As far as reinventing the wheel goes, Sklar did just that when he decided to swap Como's typical round pizzas for his take on the legendary deep-dish Detroit-style square pizza, a local delicacy which had been getting — and imitated — by on the national stage during the past few years.
"I grew up eating Buddy's," Sklar says. "So my advantage is that this is my pizza."
Sklar tweaks the formula by starting with the dough. Here, he says it's a three-day sourdough mix. "What's interesting about foods like pizza is you can't hide behind," he says. "I mean, pizza is made up of dough, sauce and cheese, right? And so, so it's all about the ingredients and the technique."
Beyond that, Sklar says the cheese is a blend of high-quality European and Wisconsin cheeses. Sauce is applied with some restraint. Pepperoni is hand-cut, as is the pineapple. The result is a slice that's lighter and crispier, yet could very well vie for a spot in the pantheon of Detroit slices like those of Buddy's, Loui's, Shield's, or Cloverleaf.
"Just everything has an extra layer of love and, and quality," he says.
This is evident in a pizza like the LGBT (spinach, garlic, bacon, tomato), named in honor of Ferndale's identity as the closest thing metro Detroit has had to a gayborhood since Palmer Park's heyday ended in the '80s and '90s. Aside from the drag queen mural on the patio, the restaurant's grand opening was billed as a "coming out party," with proceeds benefiting Ferndale's Pride celebration and the Ruth Ellis Center home for runaway LGBTQ youth.
Como's, which established itself as a fun hangout for people of all walks of life, was a big part of the city's LGBT identity, thanks in part to events like lesbian-friendly ladies nights on Sundays and Wednesdays. Sklar says he plans to bring back other LGBTQ-friendly programming, like drag queen brunch, and dance DJs on the patio.

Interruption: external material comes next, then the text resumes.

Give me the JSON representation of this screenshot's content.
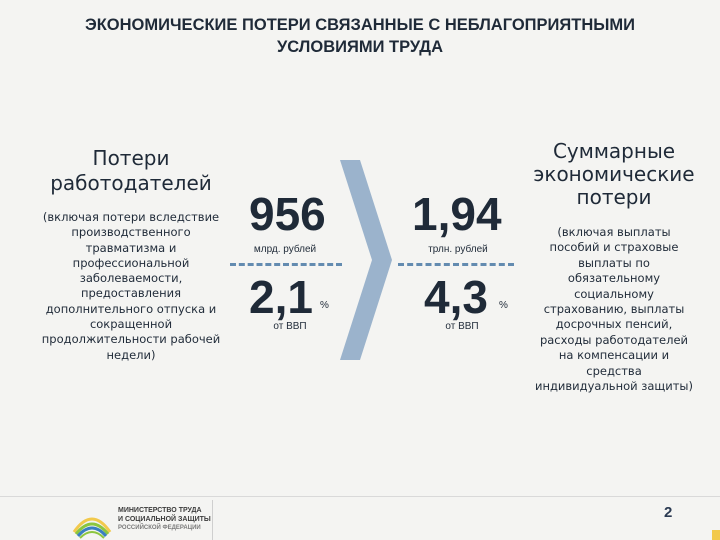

"I think it's one of the institutions that put Ferndale on the map as being a progressive community," Sklar says. "And that's something that I look up to, and I think was very risky for them," he says. "They were so far ahead of their time, they didn't even know it."
"It was never a gay bar or a straight bar," he says. "It was a bar for everyone."
Como's is located at 22812 Woodward Ave., Ferndale; 248-677-4439; comosrestaurant.com.